While working at NTT DATA, I designed and built a document question-answering system for a large European bank. The client held an extensive knowledge base, internal policies, compliance guidelines, product documentation, procedural manuals, stored as PDFs scattered across their SharePoint environment. Finding relevant information required employees to know which document to look for, navigate the folder structure, open the file, and search within it. The goal was to replace that process with a chatbot that could answer questions directly and, critically, point the user to the exact document and page containing the answer.

The solution was a Retrieval-Augmented Generation (RAG) pipeline, combining semantic search over a vector database with a large language model for answer synthesis.

Ingestion Pipeline

The first stage processes all existing PDF documents and builds a searchable index. This runs offline and is re-triggered whenever documents are added or updated in SharePoint.

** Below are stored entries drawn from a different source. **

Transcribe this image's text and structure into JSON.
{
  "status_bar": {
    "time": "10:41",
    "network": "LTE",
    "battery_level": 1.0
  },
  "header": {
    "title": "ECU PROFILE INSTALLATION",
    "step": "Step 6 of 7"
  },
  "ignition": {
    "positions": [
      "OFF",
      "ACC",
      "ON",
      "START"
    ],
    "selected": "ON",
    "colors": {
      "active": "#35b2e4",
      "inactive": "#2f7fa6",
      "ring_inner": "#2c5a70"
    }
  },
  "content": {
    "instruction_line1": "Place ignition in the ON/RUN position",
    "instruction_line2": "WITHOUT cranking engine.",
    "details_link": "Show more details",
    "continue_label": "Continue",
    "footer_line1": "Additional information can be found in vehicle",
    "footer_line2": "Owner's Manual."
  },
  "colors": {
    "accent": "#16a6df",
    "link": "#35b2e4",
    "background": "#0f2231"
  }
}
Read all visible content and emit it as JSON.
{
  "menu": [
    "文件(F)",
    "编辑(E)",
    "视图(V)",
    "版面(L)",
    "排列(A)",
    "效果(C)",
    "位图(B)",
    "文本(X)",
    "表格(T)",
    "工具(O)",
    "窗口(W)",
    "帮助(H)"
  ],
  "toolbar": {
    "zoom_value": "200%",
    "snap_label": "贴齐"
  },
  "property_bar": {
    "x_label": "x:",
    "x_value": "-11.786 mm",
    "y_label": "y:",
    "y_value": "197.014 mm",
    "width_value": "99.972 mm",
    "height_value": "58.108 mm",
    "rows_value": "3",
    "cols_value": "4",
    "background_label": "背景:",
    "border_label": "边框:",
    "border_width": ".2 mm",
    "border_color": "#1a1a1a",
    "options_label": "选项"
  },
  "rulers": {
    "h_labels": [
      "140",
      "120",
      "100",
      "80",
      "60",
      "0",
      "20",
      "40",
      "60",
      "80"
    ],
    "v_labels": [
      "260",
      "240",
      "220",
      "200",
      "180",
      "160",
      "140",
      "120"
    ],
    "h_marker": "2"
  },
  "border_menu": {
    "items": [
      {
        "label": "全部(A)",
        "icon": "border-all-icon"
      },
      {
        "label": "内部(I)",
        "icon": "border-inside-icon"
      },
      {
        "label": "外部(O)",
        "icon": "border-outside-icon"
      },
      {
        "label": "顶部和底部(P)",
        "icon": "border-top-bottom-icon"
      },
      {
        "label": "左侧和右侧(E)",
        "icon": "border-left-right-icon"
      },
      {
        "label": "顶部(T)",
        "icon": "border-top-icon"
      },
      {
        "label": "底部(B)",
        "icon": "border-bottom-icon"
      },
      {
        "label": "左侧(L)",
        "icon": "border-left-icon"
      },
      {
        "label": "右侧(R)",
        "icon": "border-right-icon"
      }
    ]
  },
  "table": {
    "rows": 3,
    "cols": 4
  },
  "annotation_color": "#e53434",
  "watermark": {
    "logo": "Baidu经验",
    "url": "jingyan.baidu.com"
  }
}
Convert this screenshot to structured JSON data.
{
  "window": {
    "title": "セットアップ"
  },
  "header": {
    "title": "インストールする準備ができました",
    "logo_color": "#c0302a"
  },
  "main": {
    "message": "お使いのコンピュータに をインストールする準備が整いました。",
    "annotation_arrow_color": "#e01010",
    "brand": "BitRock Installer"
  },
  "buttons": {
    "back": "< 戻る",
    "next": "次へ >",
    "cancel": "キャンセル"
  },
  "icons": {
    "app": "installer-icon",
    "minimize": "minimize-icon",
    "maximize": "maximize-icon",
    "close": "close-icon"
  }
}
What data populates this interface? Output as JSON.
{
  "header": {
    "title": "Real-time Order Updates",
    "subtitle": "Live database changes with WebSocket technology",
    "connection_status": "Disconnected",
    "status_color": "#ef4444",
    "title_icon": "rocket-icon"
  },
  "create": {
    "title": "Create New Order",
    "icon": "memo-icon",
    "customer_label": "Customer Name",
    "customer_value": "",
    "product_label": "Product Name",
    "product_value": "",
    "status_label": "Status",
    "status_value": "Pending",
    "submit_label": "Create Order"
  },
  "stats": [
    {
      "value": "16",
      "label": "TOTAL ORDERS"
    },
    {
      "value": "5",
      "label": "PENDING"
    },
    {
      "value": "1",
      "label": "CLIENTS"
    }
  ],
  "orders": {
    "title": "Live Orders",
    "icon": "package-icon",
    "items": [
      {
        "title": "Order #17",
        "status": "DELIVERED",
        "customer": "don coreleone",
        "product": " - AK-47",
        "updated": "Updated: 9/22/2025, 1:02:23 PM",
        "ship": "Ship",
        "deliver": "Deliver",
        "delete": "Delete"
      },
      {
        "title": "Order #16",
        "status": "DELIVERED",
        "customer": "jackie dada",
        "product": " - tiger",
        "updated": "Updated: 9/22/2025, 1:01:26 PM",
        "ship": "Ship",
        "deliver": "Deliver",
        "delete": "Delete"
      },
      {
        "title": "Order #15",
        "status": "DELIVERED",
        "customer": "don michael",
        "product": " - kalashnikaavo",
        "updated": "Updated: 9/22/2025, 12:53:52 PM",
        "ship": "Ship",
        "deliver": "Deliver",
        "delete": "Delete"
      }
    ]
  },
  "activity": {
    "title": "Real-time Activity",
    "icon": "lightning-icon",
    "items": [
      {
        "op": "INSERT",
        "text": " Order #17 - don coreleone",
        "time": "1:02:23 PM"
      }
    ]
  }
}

Document ingestion pipeline
  1. PDF extraction: each document is parsed page by page, preserving the mapping between text and page number. This granularity is what makes precise citations possible later.
  2. Text chunking: the extracted text is split into overlapping chunks of fixed token length. Overlap ensures that sentences spanning a chunk boundary are not lost; it also means a retrieved chunk always includes enough surrounding context for the LLM to produce a coherent answer.
  3. Embedding: each chunk is passed through an embedding model, which maps it to a dense vector in a high-dimensional semantic space. Chunks with similar meaning end up close together in this space, regardless of exact wording.
  4. Vector database: the resulting vectors are stored and indexed for fast approximate nearest-neighbour lookup. Crucially, each vector record carries metadata: the source filename, the page number, and the original chunk text. The embedding encodes what the chunk means; the metadata records where it came from.

Query Pipeline

When a user submits a question, the system answers in real time through a two-stage process.

Query and answer pipeline
  1. Query embedding: the user's question is passed through the same embedding model used during ingestion, producing a query vector in the same semantic space.
  2. Similarity search: the vector database computes cosine similarity between the query vector and all stored chunk vectors, returning the top-K most semantically relevant chunks along with their metadata.
  3. Answer generation: the original question and the retrieved chunks are assembled into a prompt and sent to an LLM. The model synthesises a grounded answer from the provided context rather than relying on its training knowledge, which is essential in a domain where accuracy and traceability matter.
  4. Citations: because each retrieved chunk carries its source filename and page number in the metadata, the system can append precise references to every answer, letting the user verify the information directly in the original document.

What the User Sees

From the employee's perspective, the interaction is a standard chat interface. They type a question in natural language, such as "What is the escalation procedure for tier-2 complaints?" or "Which products are covered under the cross-border exemption?", and receive a direct answer with one or more citations of the form Document name, page N. Clicking a citation opens the relevant page of the source PDF.

No need to know which folder anything lives in; you just ask, and you get an answer with a pointer back to the source so you can verify it yourself.